Adrees Latif: “A week after the death of George Floyd at the hands of Minneapolis police, tens of thousands of demonstrators poured into Floyd’s hometown of Houston for an emotional and peaceful march to honour his life and protest against police brutality.
“Driving into the city centre, I saw thousands of Houstonians walking for miles to take part in the event. Many held signs and wore clothes bearing the image of George Floyd.
“As I raced towards the start of the march, I heard the distinctive sound of horses coming in my direction. With each trot along the brick-paved street, their approach echoed off the skyscrapers.
“A man wearing a red bandana with the words Rap-A-Lot Records took the lead in the procession, blocked the intersection and raised his fist in the air. Others followed in solidarity, and before long I was in the midst of a cavalry of Black Americans on horseback.
“With my senses overcome by the sounds, smells and splendour of the horses amid the towering buildings, I moved to compose and capture the moment before it was over. As quickly as the group appeared, the words ‘Justice for George Floyd’ and ‘Black Lives Matter’ could be heard as the equestrians rode off into the distance.”
Lindsey Wasson: “I had just stepped to the main window of the local newspaper office, and I was looking over the crowd during a Sunday evening protest against police brutality and racism – one of several that had rocked Seattle and other places across the United States since the death of George Floyd – when I heard a scream and commotion. I rushed to the window to photograph what was happening.

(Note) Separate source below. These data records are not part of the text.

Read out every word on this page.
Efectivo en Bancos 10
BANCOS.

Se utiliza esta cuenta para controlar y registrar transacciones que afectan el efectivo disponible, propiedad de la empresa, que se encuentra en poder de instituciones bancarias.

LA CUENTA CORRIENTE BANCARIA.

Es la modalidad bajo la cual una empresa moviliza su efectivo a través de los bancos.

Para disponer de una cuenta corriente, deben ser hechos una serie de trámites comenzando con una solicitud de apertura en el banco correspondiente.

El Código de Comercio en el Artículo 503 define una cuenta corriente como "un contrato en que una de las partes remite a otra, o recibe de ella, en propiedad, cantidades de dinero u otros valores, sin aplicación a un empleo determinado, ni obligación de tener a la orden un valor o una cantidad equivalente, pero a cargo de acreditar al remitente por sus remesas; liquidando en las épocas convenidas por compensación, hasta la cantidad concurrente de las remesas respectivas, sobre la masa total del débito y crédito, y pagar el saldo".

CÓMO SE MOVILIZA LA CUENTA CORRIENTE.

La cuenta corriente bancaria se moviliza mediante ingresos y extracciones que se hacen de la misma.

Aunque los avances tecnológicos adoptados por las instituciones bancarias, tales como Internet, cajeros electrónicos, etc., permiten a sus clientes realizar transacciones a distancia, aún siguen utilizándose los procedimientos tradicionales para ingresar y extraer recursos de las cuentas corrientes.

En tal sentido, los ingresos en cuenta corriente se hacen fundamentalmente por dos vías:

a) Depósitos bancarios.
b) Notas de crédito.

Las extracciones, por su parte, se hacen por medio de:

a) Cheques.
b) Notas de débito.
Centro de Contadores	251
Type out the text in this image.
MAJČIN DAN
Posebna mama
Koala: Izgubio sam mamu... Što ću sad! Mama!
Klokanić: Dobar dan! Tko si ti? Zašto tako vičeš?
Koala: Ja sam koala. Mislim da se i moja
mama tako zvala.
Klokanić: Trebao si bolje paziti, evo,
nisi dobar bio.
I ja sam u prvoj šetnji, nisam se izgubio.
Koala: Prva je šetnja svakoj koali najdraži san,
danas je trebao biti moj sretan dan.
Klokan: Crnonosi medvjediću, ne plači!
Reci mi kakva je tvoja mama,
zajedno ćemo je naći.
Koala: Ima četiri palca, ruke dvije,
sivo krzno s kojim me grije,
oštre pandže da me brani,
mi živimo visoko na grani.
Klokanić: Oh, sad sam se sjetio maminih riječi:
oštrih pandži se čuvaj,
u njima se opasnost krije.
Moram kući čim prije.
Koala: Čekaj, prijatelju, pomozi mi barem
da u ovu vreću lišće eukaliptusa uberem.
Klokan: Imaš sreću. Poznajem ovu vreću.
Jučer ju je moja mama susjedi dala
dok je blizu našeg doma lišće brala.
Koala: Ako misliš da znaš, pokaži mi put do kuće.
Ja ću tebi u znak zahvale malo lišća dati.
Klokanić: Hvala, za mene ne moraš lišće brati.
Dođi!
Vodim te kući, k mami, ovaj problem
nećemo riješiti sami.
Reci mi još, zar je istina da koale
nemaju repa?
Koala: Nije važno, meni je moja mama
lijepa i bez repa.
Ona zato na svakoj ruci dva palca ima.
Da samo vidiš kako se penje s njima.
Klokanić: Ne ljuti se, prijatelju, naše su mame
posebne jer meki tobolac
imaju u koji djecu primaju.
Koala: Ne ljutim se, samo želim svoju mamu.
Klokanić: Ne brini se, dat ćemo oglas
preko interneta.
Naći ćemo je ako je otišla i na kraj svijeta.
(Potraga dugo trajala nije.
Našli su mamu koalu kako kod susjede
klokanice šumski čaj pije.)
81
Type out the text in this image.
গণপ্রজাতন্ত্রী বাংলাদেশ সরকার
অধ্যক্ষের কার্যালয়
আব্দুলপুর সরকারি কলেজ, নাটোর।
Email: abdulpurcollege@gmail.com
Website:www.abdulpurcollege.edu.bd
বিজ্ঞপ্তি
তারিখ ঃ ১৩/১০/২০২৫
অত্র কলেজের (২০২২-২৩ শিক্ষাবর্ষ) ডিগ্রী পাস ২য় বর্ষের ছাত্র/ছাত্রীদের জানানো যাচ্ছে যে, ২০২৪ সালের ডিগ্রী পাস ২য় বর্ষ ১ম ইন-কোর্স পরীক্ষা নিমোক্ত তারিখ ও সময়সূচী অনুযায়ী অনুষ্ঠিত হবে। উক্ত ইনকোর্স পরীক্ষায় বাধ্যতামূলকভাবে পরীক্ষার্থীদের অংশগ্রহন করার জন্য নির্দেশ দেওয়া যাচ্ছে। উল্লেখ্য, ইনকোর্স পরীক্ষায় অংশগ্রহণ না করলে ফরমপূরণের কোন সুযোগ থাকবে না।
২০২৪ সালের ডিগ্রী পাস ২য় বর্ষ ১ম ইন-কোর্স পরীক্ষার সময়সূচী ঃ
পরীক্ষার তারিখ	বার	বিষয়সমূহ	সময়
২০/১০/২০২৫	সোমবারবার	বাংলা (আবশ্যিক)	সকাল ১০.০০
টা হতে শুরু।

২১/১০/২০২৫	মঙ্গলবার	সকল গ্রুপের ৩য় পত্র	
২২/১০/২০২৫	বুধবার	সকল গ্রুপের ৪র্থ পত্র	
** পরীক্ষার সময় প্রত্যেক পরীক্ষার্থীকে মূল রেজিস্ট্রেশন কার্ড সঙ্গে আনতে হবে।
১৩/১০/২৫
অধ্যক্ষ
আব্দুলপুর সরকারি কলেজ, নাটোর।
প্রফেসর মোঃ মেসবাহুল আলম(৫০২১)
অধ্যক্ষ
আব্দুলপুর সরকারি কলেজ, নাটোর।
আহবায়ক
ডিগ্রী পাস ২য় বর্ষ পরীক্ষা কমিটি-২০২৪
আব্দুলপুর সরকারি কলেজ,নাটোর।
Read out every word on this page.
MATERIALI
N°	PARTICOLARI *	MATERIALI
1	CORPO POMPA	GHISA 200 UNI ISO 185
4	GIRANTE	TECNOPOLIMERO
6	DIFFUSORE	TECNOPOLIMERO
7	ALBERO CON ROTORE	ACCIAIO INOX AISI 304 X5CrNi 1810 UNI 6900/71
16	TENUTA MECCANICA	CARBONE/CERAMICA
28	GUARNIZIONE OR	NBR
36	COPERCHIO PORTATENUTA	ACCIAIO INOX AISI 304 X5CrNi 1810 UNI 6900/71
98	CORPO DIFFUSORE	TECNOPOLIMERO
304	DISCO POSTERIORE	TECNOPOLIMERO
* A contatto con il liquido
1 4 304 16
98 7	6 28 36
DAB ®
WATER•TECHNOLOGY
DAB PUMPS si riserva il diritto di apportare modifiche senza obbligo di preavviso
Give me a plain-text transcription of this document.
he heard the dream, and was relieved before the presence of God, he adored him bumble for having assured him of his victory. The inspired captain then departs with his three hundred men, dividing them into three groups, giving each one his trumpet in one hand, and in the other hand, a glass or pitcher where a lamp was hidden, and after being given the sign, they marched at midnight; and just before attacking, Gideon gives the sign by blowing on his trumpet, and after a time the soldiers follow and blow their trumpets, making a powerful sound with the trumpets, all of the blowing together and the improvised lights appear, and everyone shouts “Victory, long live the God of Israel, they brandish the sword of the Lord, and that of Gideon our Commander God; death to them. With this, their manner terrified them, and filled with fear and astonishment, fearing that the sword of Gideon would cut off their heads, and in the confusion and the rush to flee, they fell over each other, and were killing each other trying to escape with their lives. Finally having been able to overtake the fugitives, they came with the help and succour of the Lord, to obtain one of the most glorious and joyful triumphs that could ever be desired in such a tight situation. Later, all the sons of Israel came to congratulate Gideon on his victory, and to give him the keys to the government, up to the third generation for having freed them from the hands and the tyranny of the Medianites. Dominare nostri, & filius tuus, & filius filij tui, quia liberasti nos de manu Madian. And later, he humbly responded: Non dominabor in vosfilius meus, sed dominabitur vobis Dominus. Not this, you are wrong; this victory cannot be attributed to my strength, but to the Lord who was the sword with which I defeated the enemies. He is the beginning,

“Stunned protesters surrounded a car that had driven into their ranks. A man brandishing a gun exited the driver’s side of the vehicle and the protesters backed away from him as he ran off and melted into the crowd. Medics rushed forward to help a wounded man lying on the ground nearby. Everything happened very quickly, maybe only a minute or so.
“It has been very odd to see protests like this in my hometown. What feels different this time is the scale and how sustained it's been. I've never seen it go on for this long, with this extended energy and purpose.”